# NPT Sorority tank progress



## Stone (Jan 6, 2013)

Here is our 29 gal sorority tank with all the plants and fish it is going to house, I hope lol. I need to take a pic or 2 during feeding time it is so hard to get a pic with all of the girls showing at once. We might add a few more temple plants because they are really good at sucking up ammonia and nitrates or is it nitrites, well one of the 2, hopefully someone will correct me I am sure now enough of my raving and on with the pics.


----------



## LissaLooHoo (Dec 4, 2012)

Your girls are gorgeous! Be careful with these sororities, if you get it just right, and all your girls are happy, get along, and are healthy, it will be a very addicting experience! I find myself always looking at what i know I can't have as my 36 has about reached its carrying capacity! Feeding time is the best time because then you get the little cheese balls who absolutely are little piggies, and jump out of the water for their food. I feed mine micro crickets occasionally and boy do they love that! I have a few bottom feeders who enjoy zucchini and occasionally I'll have a few girls gnaw at it, and its cute to watch! Your tank looks amazing! It looks so much bigger then a 29. How many girls are you housing?


----------



## Stone (Jan 6, 2013)

14 girls 4 corys and a rainbow shark he hides in the castle most of the time or the coral cave, when he is out and about he keeps the girls in line and stops them from having the wwf tryouts in the tank. and yes i know that is pushing the load but I have filter plus plants and I do a lot of extra work too make it work, stress zyme and a few other things to keep everyone happy and healthy


----------



## Jexx (Feb 2, 2013)

do you have a picture of the rainbow shark?


----------



## Crowntails (Feb 12, 2013)

Rainbow sharks need at least a 55 gallon tank.


----------



## Stone (Jan 6, 2013)

Crowntails said:


> Rainbow sharks need at least a 55 gallon tank.

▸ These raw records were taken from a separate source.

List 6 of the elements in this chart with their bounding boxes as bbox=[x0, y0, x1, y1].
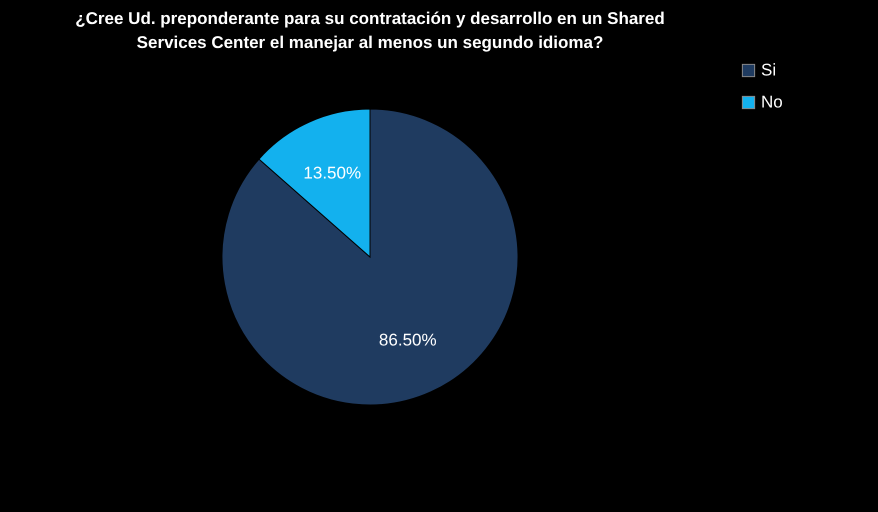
chart-title: ¿Cree Ud. preponderante para su contratación y desarrollo en un Shared Services Center el manejar al menos un segundo idioma? bbox=[75, 9, 665, 52]
data-label: 13.50% bbox=[303, 163, 362, 182]
legend-label: Si bbox=[761, 60, 776, 80]
pie-slice bbox=[222, 108, 518, 406]
legend-label: No bbox=[761, 92, 783, 112]
data-label: 86.50% bbox=[378, 330, 437, 350]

No they atleast need 30, 55 gal would be ideal, He actually came with that tank, I bought the tank off of craigslist, I guess I might move him to my bigger tank but he seems perfectly happy in that tank with the girls


----------



## Stone (Jan 6, 2013)

Jexx said:


> do you have a picture of the rainbow shark?


Next time he is out and about I will get a pic of him


----------



## Giri (Feb 9, 2010)

It looks fantastic! i was thinking of starting a NPT sorority tank. I got over the loss of Leon Klopaz now,and feel ready to have some ladies.What are all the plants you are using? Are they easy to care for?


----------



## Stone (Jan 6, 2013)

Anacharis, water sprite, Ludwigia ,Green Hygrophila, Moneywort, Red Hygrophila,	
Red Rotala, Water Wisteria, Baby Tears, Bacopa, Cabomba, java fern, temple plant I think thats it's name and a few others basically a ton of plants, but the red ones have not done so well need tons of light and a fert with iron to suceeed with those


----------



## Giri (Feb 9, 2010)

Stone said:


> Anacharis, water sprite, Ludwigia ,Green Hygrophila, Moneywort, Red Hygrophila,
> Red Rotala, Water Wisteria, Baby Tears, Bacopa, Cabomba, java fern, temple plant I think thats it's name and a few others basically a ton of plants, but the red ones have not done so well need tons of light and a fert with iron to suceeed with those


I think I just want to use green anyway for my aquascape, but thank you for the heads up!


----------



## Stone (Jan 6, 2013)

It will take time to figure out what works for you and your water, just be ready to replant stuff constantly until everything gets rooted


----------



## Jexx (Feb 2, 2013)

i don't think i've ever seen a rainbow shark before. I know i could just google it but i like to see ones that ppl actually own. its different some how


----------



## Stone (Jan 6, 2013)

here is the shark....


----------



## Jexx (Feb 2, 2013)

woah! It took me a while to find him lol. He's big! I like his color. Whats his name?


----------



## Stone (Jan 6, 2013)

we call him gargamel, he usually hides in his coral cave or inside the castle and comes out and chases the girls around if they invade his space, he doesn't bite them just chases he enjoys being the boss of the tank


----------



## Jexx (Feb 2, 2013)

hahah gargamel. love it!


----------